In Bagga episode, signs that AAP could be slipping into old, combative ways – Henry Club

For the past seven years, the Aam Aadmi Party (AAP) has accused the BJP-run Center of using security agencies to target political opponents and the Delhi Police, which is controlled by the Union Home Ministry, of allegedly foisting false cases against its MLAs in the Capital.

But last week, amid the high drama over the arrest of BJP Delhi spokesperson Tajinder Pal Singh Bagga that led to a slugfest between the AAP and the BJP, it seemed that the tables had turned. This time, it was the BJP that accused the AAP of misusing its power in Punjab, where it is in power, to defeat political opponents.

Sources in the AAP admit the Bagga episode has cast the AAP in a mould that it had worked hard to emerge out of.

The Arvind Kejriwal-led AAP has had a stormy relationship with the BJP since it came to power in Delhi in 2015 after sweeping 67 of the 70 Assembly seats.

Within months, Delhi CM’s office was raided by the CBI over the corruption by his secretary Rajendra Kumar. Kejriwal hit out, calling Prime Minister Narendra Modi a “coward and a psychopath”.

Over the years, however, AAP mellowed, realizing that attacking Modi was not giving it the electoral gains it wanted. “People did not want to see us fight. The BJP had managed to create the impression that we only wanted to fight and did not know how to govern. We course-corrected,” said a senior party leader.

In 2019, when AAP launched an aggressive campaign for the Lok Sabha polls, and didn’t manage to win a single seat, the final decision was made. Kejriwal stopped talking about Modi and spoke about the work his government was doing in Delhi and the ‘Delhi model’ of improving schools, hospitals and providing lifeline water and power for free.

For its campaign in Punjab, AAP focused on the Delhi model and how it wanted just one chance to run the state. It worked and the party saw a landslide victory in Punjab.

However, according to a former AAP leader, the party’s conduct since coming to power in Punjab has been a “little immature”.

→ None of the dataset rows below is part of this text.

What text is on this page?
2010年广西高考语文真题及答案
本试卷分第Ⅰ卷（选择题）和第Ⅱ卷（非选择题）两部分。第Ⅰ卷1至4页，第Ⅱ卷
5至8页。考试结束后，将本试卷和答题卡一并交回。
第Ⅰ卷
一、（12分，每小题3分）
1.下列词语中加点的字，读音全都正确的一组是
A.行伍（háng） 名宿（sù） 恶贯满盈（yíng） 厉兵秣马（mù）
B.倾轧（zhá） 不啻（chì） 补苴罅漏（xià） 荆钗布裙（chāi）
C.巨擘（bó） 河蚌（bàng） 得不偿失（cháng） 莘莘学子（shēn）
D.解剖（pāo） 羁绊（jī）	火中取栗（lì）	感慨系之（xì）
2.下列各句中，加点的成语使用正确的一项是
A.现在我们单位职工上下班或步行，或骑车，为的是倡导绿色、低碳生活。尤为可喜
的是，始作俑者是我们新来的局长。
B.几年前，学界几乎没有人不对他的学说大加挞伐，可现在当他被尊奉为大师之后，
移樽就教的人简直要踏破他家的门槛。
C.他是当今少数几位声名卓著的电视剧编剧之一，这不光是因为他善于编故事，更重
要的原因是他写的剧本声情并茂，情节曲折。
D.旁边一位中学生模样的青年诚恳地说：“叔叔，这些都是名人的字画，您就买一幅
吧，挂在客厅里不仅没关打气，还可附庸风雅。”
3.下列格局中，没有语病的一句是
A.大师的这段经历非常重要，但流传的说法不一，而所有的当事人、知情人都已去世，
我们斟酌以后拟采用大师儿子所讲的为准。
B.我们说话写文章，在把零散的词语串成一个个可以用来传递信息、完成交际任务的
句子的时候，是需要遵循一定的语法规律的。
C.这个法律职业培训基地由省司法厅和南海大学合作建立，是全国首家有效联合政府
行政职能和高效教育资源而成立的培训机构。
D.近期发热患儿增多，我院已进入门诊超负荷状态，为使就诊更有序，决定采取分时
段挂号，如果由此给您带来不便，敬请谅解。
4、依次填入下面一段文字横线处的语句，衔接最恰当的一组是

“When AAP swept Punjab, we saw senior leaders, including Kejriwal, taking the BJP and PM Modi head-on — something the AAP national convenor had not done since 2019. Till the Punjab polls, the understanding in the party was that people want to see Kejriwal talk about the work he has done, not see him attacking the PM,” he said, adding Kejriwal’s speech on The Kashmir Files in the Delhi Assembly, made days after the Punjab win, marked a clear departure from that stand.

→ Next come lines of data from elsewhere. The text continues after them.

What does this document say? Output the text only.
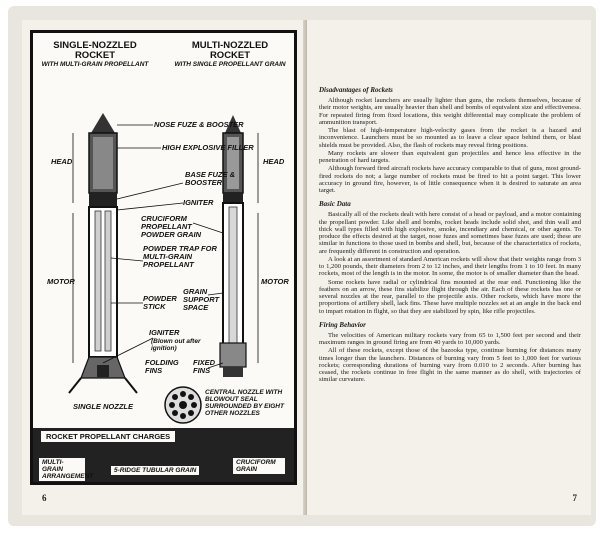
SINGLE-NOZZLED ROCKET
WITH MULTI-GRAIN PROPELLANT
MULTI-NOZZLED ROCKET
WITH SINGLE PROPELLANT GRAIN
NOSE FUZE & BOOSTER
HIGH EXPLOSIVE FILLER
HEAD	HEAD
BASE FUZE & BOOSTER
IGNITER
CRUCIFORM PROPELLANT POWDER GRAIN
POWDER TRAP FOR MULTI-GRAIN PROPELLANT
MOTOR	MOTOR
POWDER STICK
GRAIN SUPPORT SPACE
IGNITER
(Blown out after ignition)
FOLDING FINS
FIXED FINS
SINGLE NOZZLE
CENTRAL NOZZLE WITH BLOWOUT SEAL SURROUNDED BY EIGHT OTHER NOZZLES
ROCKET PROPELLANT CHARGES
MULTI-GRAIN ARRANGEMENT
5-RIDGE TUBULAR GRAIN
CRUCIFORM GRAIN
6
Disadvantages of Rockets

Although rocket launchers are usually lighter than guns, the rockets themselves, because of their motor weights, are usually heavier than shell and bombs of equivalent size and effectiveness. For repeated firing from fixed locations, this weight differential may complicate the problem of ammunition transport.

The blast of high-temperature high-velocity gases from the rocket is a hazard and inconvenience. Launchers must be so mounted as to leave a clear space behind them, or blast shields must be provided. Also, the flash of rockets may reveal firing positions.

Many rockets are slower than equivalent gun projectiles and hence less effective in the penetration of hard targets.

Although forward fired aircraft rockets have accuracy comparable to that of guns, most ground-fired rockets do not; a large number of rockets must be fired to hit a point target. This lower accuracy in ground fire, however, is of little consequence when it is desired to saturate an area target.

Basic Data

Basically all of the rockets dealt with here consist of a head or payload, and a motor containing the propellant powder. Like shell and bombs, rocket heads include solid shot, and thin wall and thick wall types filled with high explosive, smoke, incendiary and chemical, or other agents. To produce the effects desired at the target, nose fuzes and sometimes base fuzes are used; these are similar in functions to those used in bombs and shell, but, because of the characteristics of rockets, are frequently different in construction and operation.

A look at an assortment of standard American rockets will show that their weights range from 3 to 1,200 pounds, their diameters from 2 to 12 inches, and their lengths from 1 to 10 feet. In many rockets, most of the length is in the motor. In some, the motor is of smaller diameter than the head.

Some rockets have radial or cylindrical fins mounted at the rear end. Functioning like the feathers on an arrow, these fins stabilize flight through the air. Each of these rockets has one or several nozzles at the rear, parallel to the projectile axis. Other rockets, which have more the proportions of artillery shell, lack fins. These have multiple nozzles set at an angle in the back end to impart rotation in flight, so that they are stabilized by spin, like rifle projectiles.

Firing Behavior

The velocities of American military rockets vary from 65 to 1,500 feet per second and their maximum ranges in ground firing are from 40 yards to 10,000 yards.

All of these rockets, except those of the bazooka type, continue burning for distances many times longer than the launchers. Distances of burning vary from 5 feet to 1,000 feet for various rockets; corresponding durations of burning vary from 0.010 to 2 seconds. After burning has ceased, the rockets continue in free flight in the same manner as do shell, with trajectories of similar curvature.

7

Attacking the BJP for promoting The Kashmir Files, Kejriwal had said “some people were earning crores” by exploiting the suffering of Kashmiri Pandits, while BJP leaders had been “reduced” to putting up posters of the movie.

The case against Bagga is for allegedly “making provocative statements, promoting enmity and criminal intimidation” over his tweet abusing Kejriwal on the CM’s speech on The Kashmir Files.

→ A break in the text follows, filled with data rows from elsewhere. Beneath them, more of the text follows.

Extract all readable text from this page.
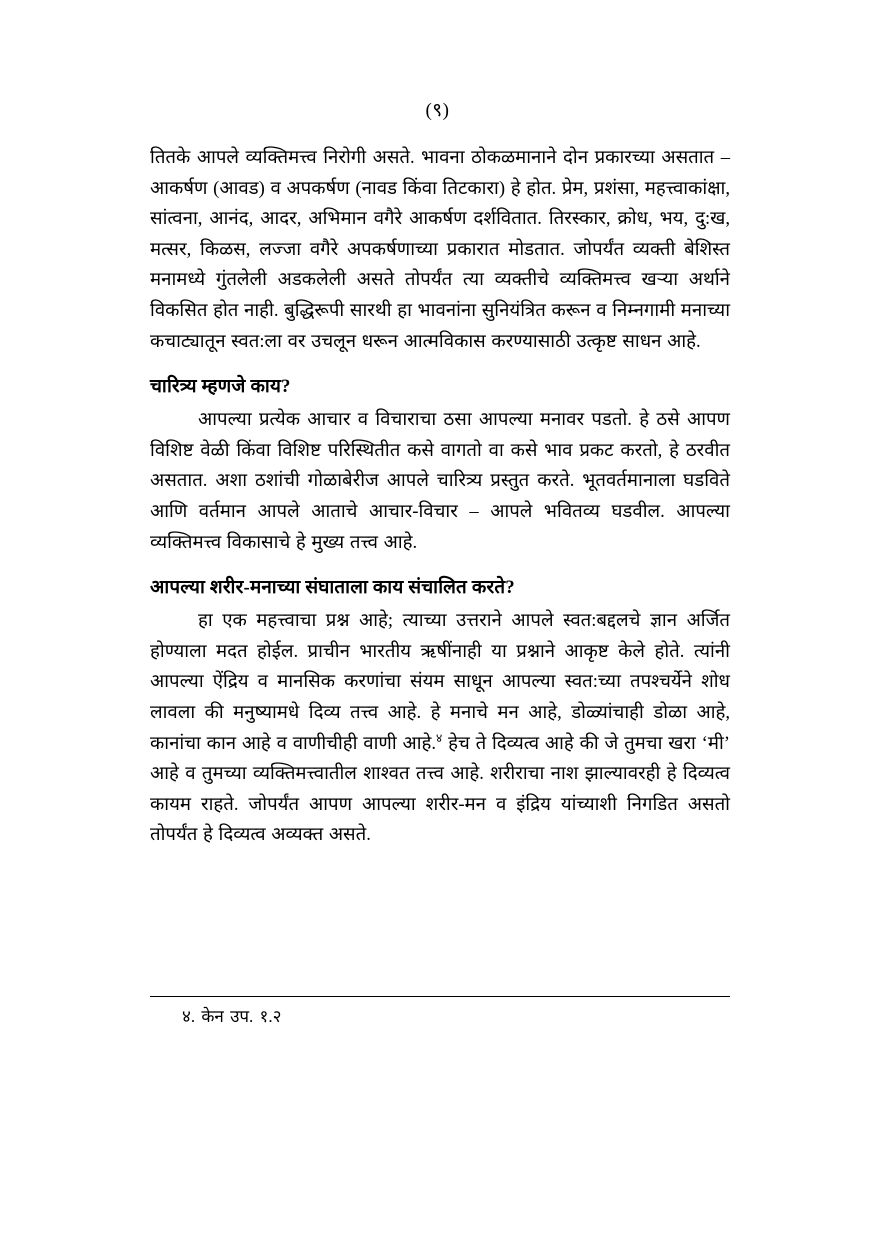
(९)

तितके आपले व्यक्तिमत्त्व निरोगी असते. भावना ठोकळमानाने दोन प्रकारच्या असतात – आकर्षण (आवड) व अपकर्षण (नावड किंवा तिटकारा) हे होत. प्रेम, प्रशंसा, महत्त्वाकांक्षा, सांत्वना, आनंद, आदर, अभिमान वगैरे आकर्षण दर्शवितात. तिरस्कार, क्रोध, भय, दु:ख, मत्सर, किळस, लज्जा वगैरे अपकर्षणाच्या प्रकारात मोडतात. जोपर्यंत व्यक्ती बेशिस्त मनामध्ये गुंतलेली अडकलेली असते तोपर्यंत त्या व्यक्तीचे व्यक्तिमत्त्व खऱ्या अर्थाने विकसित होत नाही. बुद्धिरूपी सारथी हा भावनांना सुनियंत्रित करून व निम्नगामी मनाच्या कचाट्यातून स्वत:ला वर उचलून धरून आत्मविकास करण्यासाठी उत्कृष्ट साधन आहे.

चारित्र्य म्हणजे काय?

आपल्या प्रत्येक आचार व विचाराचा ठसा आपल्या मनावर पडतो. हे ठसे आपण विशिष्ट वेळी किंवा विशिष्ट परिस्थितीत कसे वागतो वा कसे भाव प्रकट करतो, हे ठरवीत असतात. अशा ठशांची गोळाबेरीज आपले चारित्र्य प्रस्तुत करते. भूतवर्तमानाला घडविते आणि वर्तमान आपले आताचे आचार-विचार – आपले भवितव्य घडवील. आपल्या व्यक्तिमत्त्व विकासाचे हे मुख्य तत्त्व आहे.

आपल्या शरीर-मनाच्या संघाताला काय संचालित करते?

हा एक महत्त्वाचा प्रश्न आहे; त्याच्या उत्तराने आपले स्वत:बद्दलचे ज्ञान अर्जित होण्याला मदत होईल. प्राचीन भारतीय ऋषींनाही या प्रश्नाने आकृष्ट केले होते. त्यांनी आपल्या ऐंद्रिय व मानसिक करणांचा संयम साधून आपल्या स्वत:च्या तपश्चर्येने शोध लावला की मनुष्यामधे दिव्य तत्त्व आहे. हे मनाचे मन आहे, डोळ्यांचाही डोळा आहे, कानांचा कान आहे व वाणीचीही वाणी आहे.$^४$ हेच ते दिव्यत्व आहे की जे तुमचा खरा ‘मी’ आहे व तुमच्या व्यक्तिमत्त्वातील शाश्वत तत्त्व आहे. शरीराचा नाश झाल्यावरही हे दिव्यत्व कायम राहते. जोपर्यंत आपण आपल्या शरीर-मन व इंद्रिय यांच्याशी निगडित असतो तोपर्यंत हे दिव्यत्व अव्यक्त असते.

४. केन उप. १.२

Some within the AAP admit that by acting against Bagga, the AAP may have ended up playing into the BJP’s hands.

“The question is, could we have handled the case against Bagga better? There are no two ways about it that Bagga should be acted against. But had the FIR against him cited some of his inflammatory posts instead of picking one tweet against the CM, maybe we would have been on a stronger wicket. All this criticism that is coming our way — that the AAP is also intolerant about criticism — could have been avoided,” said an AAP leader, adding, “Now if we don’t manage to jail someone like him (Baga), questions will be asked about our ability to act against the big fish.”

Said another leader, “Bagga is not a big BJP leader. He has some nuisance value for the state unit of the party but he didn’t get a lot of support electorally. But because of the Punjab Police’s action and the drama that followed, he has suddenly become bigger than he was just a week ago. The whole saga has made AAP look a little immature.”

Over the past week, AAP has been busy trying to paint the BJP as a “goonda party”, highlighting that its youth leaders went on the rampage outside Kejriwal’s residence and that the party chose to felicitate them.

On Sunday, after Khalistani flags were put up outside the Himachal Pradesh Assembly in Dharamshala, with accompanying pro-Khalistani graffiti, Delhi Deputy Chief Minister Manish Sisodia tweeted, “The whole of the BJP has been trying to save a goonda, meanwhile Khalistanis have put up flags. How can the government that cannot save the Vidhan Sabha save people? This is about Himachal’s honour. The BJP government has failed.”

Sources within AAP, however, say there is some discomfort over the combative stance the party has been adopting of late.

“Focusing on our work has helped the party electorally in the past and with two elections ahead of it, some party members feel that these things are working as distractions,” said a party leader who did not want to be named.